"Our fighters are now advancing toward the airport," Zabihullah Mujahid, spokesman for the terrorist group said on Twitter.
According to a reporter for German newspaper Die Spiegel, a former NATO base has also been attacked by Taliban extremists in the city of Baghlan.
local politicians from #Baghlan report that former #NATO base "OP NORTH" (run by GER army #bundeswehr) is under attack by #Taliban now
— Matthias Gebauer (@gebauerspon) September 30, 2015
Just days before the take-over, the Taliban announced that their forces had been able to capture several security bases and are on the offensive amid reports that NGOs and international organizations had fled the area ahead of an expected attack.
A month ago, International Crisis Group issued a report saying that people living in Dasht-e-Archi district in the northern Kunduz province, had said that the Taliban was forcing them to join their ranks, extorting money from them and that the militants had blocked the main route, leading to the north Badakhshan district.
Afghan gov faces difficult task of convincing insurgents they can gain more at negotiating table than on battlefield https://t.co/6ov5FKdacQ
— Crisis Group (@CrisisGroup) September 29, 2015
Recent figures released by the International Organization for Migration reveal that the majority of refugees are from Syria — followed by Afghanistan; 77,680 and 11,000 respectively.
The Taliban emerged from schools and refugee camps in Pakistan in around 1994, following the Afghan civil war. The Islamic extremist terrorist group captured Kabul in Afghanistan in 1996.

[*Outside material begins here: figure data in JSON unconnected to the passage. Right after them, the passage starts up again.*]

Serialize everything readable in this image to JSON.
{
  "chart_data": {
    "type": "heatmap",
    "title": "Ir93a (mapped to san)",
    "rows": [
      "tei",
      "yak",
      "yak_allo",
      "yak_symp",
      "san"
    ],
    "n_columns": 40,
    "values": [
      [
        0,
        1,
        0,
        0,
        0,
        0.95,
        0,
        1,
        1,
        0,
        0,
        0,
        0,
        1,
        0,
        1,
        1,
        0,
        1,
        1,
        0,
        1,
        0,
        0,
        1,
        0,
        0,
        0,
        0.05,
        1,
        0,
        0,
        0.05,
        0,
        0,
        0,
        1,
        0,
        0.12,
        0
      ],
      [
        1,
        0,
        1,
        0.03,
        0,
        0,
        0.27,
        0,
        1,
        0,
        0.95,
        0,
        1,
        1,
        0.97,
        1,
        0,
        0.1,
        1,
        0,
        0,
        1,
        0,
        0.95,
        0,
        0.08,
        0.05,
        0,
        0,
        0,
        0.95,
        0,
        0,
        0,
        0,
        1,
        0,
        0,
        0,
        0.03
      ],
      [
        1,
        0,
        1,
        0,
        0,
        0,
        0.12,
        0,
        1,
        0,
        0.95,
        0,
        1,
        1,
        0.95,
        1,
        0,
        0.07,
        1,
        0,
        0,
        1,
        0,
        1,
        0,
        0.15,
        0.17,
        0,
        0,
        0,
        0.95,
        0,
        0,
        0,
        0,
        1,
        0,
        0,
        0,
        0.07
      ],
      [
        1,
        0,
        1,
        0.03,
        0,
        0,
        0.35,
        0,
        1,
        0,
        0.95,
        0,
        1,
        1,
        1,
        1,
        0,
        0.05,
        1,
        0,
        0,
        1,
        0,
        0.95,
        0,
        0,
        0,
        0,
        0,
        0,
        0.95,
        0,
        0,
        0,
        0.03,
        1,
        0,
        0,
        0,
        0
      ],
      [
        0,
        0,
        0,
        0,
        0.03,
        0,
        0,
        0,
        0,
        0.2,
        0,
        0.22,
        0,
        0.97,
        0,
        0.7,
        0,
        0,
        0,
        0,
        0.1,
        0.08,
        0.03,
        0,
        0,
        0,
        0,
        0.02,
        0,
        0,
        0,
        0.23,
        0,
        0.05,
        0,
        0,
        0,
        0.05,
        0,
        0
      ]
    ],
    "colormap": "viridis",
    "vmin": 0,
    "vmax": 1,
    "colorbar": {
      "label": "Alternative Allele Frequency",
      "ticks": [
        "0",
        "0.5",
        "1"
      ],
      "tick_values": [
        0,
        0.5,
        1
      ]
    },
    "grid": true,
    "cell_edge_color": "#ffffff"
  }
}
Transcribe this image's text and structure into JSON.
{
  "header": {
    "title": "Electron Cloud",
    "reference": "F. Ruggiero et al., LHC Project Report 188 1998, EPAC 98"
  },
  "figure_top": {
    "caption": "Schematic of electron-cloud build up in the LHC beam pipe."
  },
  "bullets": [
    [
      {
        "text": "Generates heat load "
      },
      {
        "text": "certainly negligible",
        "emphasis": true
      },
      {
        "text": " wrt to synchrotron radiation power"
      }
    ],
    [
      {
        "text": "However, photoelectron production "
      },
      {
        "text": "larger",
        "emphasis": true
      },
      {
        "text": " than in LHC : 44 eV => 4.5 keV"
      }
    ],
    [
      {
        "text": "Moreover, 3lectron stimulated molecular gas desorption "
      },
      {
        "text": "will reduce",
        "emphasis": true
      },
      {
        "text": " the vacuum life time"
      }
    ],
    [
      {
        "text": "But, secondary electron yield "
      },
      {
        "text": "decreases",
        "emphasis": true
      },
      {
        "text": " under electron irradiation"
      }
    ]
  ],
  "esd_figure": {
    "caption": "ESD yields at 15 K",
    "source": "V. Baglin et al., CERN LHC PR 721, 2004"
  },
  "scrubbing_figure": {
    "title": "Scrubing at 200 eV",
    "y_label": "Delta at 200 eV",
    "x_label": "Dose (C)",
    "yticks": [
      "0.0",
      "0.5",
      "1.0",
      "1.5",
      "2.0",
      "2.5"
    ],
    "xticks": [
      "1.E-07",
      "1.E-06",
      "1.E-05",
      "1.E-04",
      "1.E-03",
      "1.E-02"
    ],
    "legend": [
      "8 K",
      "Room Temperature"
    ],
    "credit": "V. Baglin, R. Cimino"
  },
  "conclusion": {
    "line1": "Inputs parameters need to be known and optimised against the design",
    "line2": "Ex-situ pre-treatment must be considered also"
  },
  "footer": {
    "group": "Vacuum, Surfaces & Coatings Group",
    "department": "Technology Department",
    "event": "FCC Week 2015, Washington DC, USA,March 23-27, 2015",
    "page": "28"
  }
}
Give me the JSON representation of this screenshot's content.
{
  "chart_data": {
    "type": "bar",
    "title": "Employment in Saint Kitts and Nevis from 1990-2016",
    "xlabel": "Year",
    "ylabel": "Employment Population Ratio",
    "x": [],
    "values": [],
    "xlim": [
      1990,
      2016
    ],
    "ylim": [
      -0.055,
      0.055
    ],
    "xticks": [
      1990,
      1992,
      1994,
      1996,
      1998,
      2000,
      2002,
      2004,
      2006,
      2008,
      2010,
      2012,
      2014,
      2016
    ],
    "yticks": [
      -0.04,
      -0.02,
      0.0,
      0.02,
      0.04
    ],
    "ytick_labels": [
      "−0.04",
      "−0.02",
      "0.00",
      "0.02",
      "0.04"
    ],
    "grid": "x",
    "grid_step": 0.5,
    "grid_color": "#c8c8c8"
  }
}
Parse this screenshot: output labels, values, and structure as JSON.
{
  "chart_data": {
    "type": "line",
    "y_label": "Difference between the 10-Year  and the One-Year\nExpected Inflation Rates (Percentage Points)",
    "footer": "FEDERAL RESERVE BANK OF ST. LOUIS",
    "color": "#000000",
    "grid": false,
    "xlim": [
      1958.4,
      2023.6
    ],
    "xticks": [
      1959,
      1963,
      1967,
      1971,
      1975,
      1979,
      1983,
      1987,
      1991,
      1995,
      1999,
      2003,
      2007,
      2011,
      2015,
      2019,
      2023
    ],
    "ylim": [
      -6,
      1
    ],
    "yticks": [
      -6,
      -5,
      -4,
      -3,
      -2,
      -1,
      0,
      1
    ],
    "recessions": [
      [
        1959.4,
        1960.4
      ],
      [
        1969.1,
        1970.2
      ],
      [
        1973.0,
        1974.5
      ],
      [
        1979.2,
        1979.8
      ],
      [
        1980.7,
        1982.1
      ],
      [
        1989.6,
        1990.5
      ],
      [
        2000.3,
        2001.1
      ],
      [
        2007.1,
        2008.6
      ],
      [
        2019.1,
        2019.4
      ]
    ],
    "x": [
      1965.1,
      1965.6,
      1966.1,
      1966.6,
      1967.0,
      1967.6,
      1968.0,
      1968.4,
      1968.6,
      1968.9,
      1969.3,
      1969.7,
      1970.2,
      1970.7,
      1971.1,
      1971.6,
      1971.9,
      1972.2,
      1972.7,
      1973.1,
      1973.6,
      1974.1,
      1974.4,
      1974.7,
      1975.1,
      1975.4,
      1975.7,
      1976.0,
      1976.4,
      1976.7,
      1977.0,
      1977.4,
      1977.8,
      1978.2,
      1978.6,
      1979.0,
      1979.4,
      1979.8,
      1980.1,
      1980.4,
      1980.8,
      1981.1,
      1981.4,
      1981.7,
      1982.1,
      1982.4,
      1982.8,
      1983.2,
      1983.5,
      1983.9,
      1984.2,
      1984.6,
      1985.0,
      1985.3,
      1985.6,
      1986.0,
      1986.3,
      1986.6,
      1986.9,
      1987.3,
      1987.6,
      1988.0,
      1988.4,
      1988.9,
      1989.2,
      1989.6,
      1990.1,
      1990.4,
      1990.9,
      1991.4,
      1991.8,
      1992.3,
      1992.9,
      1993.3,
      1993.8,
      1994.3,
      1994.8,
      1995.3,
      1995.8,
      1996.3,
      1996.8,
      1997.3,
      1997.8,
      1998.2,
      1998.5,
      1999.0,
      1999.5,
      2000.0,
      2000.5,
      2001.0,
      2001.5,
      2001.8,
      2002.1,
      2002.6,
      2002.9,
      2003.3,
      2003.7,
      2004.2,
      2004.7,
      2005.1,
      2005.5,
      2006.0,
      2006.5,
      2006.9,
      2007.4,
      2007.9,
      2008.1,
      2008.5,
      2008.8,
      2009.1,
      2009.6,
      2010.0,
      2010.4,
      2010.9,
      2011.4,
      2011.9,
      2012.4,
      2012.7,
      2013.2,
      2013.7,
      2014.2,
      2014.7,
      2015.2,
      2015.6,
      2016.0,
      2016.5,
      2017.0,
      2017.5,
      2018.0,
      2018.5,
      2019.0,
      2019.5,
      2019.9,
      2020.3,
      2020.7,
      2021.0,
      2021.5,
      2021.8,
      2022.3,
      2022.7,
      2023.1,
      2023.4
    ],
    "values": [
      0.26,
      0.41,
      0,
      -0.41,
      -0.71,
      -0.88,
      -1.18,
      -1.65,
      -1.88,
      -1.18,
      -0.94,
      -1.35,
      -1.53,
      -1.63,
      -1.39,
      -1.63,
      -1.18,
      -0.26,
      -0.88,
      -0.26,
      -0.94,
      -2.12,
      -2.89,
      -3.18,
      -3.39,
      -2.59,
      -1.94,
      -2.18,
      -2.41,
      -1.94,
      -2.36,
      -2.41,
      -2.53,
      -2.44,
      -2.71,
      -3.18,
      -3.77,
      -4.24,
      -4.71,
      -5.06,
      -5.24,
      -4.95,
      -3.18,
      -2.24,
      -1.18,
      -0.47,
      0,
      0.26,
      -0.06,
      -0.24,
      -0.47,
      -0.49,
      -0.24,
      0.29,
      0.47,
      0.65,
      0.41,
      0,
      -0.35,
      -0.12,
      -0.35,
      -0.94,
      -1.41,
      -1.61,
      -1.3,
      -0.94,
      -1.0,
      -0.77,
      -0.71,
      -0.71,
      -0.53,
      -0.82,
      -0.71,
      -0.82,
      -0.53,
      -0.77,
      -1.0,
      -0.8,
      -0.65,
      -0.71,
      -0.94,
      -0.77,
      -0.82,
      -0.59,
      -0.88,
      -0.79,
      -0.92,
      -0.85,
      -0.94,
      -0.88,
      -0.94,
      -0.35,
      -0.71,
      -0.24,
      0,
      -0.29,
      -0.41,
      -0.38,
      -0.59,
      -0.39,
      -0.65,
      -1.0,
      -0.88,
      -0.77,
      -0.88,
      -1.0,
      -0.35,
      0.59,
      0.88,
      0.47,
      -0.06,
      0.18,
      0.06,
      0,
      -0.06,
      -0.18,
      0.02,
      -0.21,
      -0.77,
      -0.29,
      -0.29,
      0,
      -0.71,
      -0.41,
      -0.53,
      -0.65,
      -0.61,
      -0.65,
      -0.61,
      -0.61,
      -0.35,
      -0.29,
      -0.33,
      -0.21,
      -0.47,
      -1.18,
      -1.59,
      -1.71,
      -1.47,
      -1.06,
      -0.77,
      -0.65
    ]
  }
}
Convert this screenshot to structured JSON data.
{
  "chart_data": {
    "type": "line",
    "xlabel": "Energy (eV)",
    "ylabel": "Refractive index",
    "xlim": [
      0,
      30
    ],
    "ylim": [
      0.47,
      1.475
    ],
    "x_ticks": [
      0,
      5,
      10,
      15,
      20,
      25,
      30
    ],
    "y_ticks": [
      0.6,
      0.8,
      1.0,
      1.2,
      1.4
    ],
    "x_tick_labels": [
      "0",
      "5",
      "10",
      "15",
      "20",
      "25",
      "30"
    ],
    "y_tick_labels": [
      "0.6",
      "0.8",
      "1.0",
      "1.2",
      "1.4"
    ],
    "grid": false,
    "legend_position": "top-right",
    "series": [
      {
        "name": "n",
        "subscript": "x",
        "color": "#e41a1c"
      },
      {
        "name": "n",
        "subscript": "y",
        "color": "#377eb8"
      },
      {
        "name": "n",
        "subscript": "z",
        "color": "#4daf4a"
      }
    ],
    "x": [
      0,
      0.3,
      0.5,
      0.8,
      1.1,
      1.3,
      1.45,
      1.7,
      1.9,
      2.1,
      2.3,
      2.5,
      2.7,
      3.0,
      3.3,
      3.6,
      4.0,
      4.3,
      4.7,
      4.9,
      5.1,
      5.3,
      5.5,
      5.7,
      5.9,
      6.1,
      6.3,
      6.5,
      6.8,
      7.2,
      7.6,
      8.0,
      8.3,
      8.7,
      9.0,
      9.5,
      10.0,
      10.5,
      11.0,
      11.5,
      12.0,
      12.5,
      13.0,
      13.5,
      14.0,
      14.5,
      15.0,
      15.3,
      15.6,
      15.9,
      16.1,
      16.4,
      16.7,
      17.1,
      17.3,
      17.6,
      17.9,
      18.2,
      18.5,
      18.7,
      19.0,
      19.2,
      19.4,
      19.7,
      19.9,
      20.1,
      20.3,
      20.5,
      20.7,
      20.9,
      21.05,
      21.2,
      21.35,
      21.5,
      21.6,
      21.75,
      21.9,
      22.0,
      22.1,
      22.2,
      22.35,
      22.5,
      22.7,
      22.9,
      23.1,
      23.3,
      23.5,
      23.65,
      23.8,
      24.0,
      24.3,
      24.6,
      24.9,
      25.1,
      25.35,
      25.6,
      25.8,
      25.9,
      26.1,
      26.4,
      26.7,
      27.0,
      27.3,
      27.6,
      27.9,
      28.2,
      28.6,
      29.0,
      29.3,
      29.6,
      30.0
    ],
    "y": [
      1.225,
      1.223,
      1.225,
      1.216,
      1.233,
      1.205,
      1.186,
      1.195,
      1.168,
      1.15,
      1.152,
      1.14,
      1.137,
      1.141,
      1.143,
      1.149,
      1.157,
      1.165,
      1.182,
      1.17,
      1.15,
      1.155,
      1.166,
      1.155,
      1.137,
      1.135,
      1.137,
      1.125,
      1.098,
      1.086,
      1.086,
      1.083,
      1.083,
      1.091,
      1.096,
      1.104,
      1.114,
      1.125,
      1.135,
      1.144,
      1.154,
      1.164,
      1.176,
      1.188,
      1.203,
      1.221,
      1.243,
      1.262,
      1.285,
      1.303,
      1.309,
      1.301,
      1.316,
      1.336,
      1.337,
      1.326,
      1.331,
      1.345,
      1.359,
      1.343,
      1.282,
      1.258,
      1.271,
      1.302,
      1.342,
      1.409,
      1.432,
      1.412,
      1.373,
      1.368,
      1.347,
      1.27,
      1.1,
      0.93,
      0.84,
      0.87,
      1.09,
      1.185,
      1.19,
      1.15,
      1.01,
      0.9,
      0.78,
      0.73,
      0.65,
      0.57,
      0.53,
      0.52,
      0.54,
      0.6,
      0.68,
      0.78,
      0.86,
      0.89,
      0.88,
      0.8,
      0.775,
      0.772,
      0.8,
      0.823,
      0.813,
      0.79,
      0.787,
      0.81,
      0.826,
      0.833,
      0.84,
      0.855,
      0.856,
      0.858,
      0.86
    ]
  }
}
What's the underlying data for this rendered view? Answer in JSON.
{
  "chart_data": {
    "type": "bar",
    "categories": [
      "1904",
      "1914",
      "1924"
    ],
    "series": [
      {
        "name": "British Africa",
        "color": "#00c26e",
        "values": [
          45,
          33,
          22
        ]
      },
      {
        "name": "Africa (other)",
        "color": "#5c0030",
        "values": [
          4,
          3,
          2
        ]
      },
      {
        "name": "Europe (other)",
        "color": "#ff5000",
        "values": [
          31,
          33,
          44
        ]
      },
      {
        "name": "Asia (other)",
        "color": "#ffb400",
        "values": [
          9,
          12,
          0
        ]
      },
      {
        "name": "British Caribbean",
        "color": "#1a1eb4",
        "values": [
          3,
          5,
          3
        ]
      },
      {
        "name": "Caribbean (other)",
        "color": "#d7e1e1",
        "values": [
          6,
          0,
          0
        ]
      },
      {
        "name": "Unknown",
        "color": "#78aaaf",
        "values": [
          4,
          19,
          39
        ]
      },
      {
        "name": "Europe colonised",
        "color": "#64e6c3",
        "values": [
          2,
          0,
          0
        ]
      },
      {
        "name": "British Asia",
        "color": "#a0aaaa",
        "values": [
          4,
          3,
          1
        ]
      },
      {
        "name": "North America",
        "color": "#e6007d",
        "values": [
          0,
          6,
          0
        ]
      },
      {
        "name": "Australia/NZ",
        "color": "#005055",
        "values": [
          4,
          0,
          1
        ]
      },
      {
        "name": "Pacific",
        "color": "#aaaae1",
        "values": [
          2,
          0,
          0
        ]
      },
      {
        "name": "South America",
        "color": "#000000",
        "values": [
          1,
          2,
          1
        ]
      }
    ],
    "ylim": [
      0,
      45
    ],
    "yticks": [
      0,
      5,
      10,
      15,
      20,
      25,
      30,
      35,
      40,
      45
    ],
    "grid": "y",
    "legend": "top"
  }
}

BREAKING: #NATO forces fight #Taliban near #Kunduz airport, ex-base reportedly under attack http://t.co/ddMNIEXbpP pic.twitter.com/GnXUcb7qqU
— RT (@RT_com) September 30, 2015
But while the world's eyes watch the crisis in Syria, the gains made by so-called Islamic State extremists and what the world should do about the refugee crisis in Europe, the resurgence of the Taliban in Afghanistan appears to have slipped off the radar.
Following the take-over of Kunduz, Pakistan militancy expert and author Ahmed Rashid told AFP:
"It is a disaster for the Ghani government."
Rashid described Kabul as "totally disorganized" and having "no strategy, no ability to defend the city".
"It certainly shows the Taliban are still a united fighting force, which is different from being a united political force. They are still determined to overthrow the machine."
According to Khamma Press, commander of the NATO-led Resolute Support mission in Afghanistan, General John F. Campbell, has sent five recommendations to Washington and NATO officials in Brussels "as the Afghan national security forces are going through the brutal fighting season with the rise of the Islamic State Iraq and Syria terrorist group and the resurgent Taliban," in a situation described as "deteriorating".